Carlos Serrano Farrera, presidente de la Asociación Mexicana de Distribuidores de Gas LP y Empresas Conexas (Amexgas) explicó en conferencia de prensa que luego de que en 2019 se implementó un programa del gobierno federal contra el robo de gasolinas, se lograron avances importantes en la disminución de tomas clandestinas. Con ello, en los últimos cuatro años el número de tomas clandestinas en total ha tenido una reducción de 4,103 tomas, 27% menos que en 2018.

Sin embargo, estos grupos delictivos migraron a los ductos de gas LP y hoy existen 2,187 tomas clandestinas reportadas al año, aumento de 1000% porque había 200 tomas en 2018.

“En 2018 registrábamos una toma clandestina al ducto de gas LP cada dos días, el año pasado el reporte fue de casi siete tomas clandestinas diarias al ducto principal de Pemex, el LPG Ducto de 1,600 kilómetros de longitud que inicia en Cactus, Chiapas, se interconecta en Pajaritos Veracruz y atraviesa todo el centro del país para llegar a Zapopan, Jalisco”, explicó.

Sin embargo, aseguró que el 94% de estas perforaciones se concentra en Puebla, México, Tlaxcala y Veracruz y que de hecho el 82% de éstas se concentra únicamente en 18 municipios, por lo que consideran que un esfuerzo focalizado y efectivo en estos municipios tendría una acción inmediata en contra del robo de gas LP

Respecto a las afectaciones, detalló que el año pasado estuvo suspendido en algún momento del día el servicio del ducto a lo largo de 146 días del año, el 40% del año, lo que genera problemas de suministro en estas regiones y se ve comprometida la garantía de abasto para la población.

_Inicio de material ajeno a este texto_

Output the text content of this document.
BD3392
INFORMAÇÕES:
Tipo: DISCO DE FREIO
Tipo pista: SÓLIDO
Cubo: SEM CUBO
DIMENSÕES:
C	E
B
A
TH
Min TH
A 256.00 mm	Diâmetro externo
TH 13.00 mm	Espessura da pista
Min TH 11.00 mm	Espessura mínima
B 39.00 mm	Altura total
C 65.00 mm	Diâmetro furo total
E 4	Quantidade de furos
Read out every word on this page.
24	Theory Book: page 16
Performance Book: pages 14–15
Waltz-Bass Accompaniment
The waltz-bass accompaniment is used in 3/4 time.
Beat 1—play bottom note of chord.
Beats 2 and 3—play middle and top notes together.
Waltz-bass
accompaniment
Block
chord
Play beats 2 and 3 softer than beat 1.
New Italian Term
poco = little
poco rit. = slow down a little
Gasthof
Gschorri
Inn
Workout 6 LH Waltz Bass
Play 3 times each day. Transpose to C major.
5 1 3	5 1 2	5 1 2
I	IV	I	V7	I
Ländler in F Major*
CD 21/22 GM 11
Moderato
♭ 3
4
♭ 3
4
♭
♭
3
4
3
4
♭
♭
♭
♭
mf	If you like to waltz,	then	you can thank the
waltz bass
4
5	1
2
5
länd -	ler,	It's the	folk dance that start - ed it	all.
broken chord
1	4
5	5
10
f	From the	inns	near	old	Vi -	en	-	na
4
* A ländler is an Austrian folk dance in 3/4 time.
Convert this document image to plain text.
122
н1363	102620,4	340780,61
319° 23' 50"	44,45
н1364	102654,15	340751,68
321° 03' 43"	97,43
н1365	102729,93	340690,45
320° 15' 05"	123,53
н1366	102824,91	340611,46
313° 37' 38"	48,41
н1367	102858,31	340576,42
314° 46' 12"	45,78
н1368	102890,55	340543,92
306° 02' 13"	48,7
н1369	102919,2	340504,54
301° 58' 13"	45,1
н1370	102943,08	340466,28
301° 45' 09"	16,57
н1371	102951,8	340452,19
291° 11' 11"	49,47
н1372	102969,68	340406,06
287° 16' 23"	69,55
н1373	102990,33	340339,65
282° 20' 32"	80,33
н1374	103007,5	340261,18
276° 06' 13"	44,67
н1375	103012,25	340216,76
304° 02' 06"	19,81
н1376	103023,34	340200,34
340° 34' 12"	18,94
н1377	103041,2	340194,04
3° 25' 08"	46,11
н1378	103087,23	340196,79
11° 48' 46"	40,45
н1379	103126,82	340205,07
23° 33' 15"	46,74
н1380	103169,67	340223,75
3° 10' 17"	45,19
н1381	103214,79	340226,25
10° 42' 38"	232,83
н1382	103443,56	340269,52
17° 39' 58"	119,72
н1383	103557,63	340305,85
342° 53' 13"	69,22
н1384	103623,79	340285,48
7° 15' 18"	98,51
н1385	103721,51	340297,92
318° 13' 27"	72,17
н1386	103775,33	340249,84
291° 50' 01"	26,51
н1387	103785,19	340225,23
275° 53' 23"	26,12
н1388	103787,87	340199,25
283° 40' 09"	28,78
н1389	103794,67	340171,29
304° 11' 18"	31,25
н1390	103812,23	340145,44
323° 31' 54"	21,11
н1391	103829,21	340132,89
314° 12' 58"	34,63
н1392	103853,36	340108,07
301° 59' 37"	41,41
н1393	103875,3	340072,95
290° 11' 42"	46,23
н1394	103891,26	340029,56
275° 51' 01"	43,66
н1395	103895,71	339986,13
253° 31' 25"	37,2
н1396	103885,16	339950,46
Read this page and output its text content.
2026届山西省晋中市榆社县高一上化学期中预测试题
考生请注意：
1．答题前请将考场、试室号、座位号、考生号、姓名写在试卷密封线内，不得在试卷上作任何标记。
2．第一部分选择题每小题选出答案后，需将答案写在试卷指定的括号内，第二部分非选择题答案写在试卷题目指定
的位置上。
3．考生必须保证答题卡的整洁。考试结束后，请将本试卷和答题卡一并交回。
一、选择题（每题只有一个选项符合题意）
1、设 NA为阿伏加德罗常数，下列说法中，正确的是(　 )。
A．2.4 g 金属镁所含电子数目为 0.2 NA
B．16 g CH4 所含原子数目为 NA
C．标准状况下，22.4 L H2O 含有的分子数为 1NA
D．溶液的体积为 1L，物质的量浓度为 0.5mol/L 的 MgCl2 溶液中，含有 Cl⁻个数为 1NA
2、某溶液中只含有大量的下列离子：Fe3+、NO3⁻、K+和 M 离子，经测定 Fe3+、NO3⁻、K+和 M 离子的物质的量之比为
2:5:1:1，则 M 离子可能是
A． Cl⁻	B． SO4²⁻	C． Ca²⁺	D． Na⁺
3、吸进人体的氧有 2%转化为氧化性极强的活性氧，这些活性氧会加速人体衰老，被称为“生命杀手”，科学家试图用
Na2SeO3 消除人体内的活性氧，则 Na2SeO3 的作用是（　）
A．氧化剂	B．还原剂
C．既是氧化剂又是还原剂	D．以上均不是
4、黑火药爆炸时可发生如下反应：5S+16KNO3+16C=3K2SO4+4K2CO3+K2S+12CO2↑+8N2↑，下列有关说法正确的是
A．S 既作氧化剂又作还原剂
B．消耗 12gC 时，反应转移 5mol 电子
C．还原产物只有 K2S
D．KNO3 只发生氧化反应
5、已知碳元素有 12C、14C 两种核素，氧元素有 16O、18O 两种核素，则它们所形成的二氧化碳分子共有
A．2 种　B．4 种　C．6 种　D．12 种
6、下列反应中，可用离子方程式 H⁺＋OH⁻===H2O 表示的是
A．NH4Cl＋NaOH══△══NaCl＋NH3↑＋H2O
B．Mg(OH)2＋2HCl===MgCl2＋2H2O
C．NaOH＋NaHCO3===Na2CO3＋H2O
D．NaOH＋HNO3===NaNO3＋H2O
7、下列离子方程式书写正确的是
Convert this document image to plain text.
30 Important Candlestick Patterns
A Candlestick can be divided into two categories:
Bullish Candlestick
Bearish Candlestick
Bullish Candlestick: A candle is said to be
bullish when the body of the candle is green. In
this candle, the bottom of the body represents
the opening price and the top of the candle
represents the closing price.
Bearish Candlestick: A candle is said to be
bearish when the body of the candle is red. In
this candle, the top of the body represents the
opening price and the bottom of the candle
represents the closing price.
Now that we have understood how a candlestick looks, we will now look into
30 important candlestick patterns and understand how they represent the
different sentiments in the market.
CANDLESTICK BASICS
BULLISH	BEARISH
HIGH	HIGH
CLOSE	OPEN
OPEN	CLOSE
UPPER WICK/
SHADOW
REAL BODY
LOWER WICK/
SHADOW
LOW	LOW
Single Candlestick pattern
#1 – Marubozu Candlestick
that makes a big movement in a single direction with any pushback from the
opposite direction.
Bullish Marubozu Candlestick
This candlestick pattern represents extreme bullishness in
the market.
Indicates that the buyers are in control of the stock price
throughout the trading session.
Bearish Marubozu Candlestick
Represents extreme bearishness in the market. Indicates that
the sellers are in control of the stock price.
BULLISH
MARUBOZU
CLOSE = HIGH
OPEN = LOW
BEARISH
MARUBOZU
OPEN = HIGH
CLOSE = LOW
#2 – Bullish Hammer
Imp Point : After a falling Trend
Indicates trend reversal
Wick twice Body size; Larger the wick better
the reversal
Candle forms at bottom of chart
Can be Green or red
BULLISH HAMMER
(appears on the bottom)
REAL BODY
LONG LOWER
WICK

Por otro lado, se incrementan sustancialmente los costos de mantenimiento para Pemex y el riesgo de accidentes a las poblaciones más vulnerables, como desafortunadamente lo hemos vivido.

A su vez, Luis Landeros, presiente de la Asociación de Distribuidores de Gas LP (ADG) que agrupa a los principales distribuidores e importadores del combustible, detalló que el robo asciende en volumen a unas 60,000 toneladas mensuales y a un precio de mínimo 20 pesos por kilogramo, comercializan p1,200 millones de pesos mensuales en rutas clandestinas, que dejan de pagar IVA y entran a los hogares mexicanos sin tener ningún tipo de registro o regulación, porque clonan pipas que los consumidores no pueden distinguir.

“Solicitamos un programa efectivo para poder combatir el robo de gas LP a ductos de Pemex y que por tanto afecta a nuestra distribución. Hay que realizar inspecciones entre los vehículos que distribuyen el gas, que es la única manera para reducir este creciente ilícito”, dijo.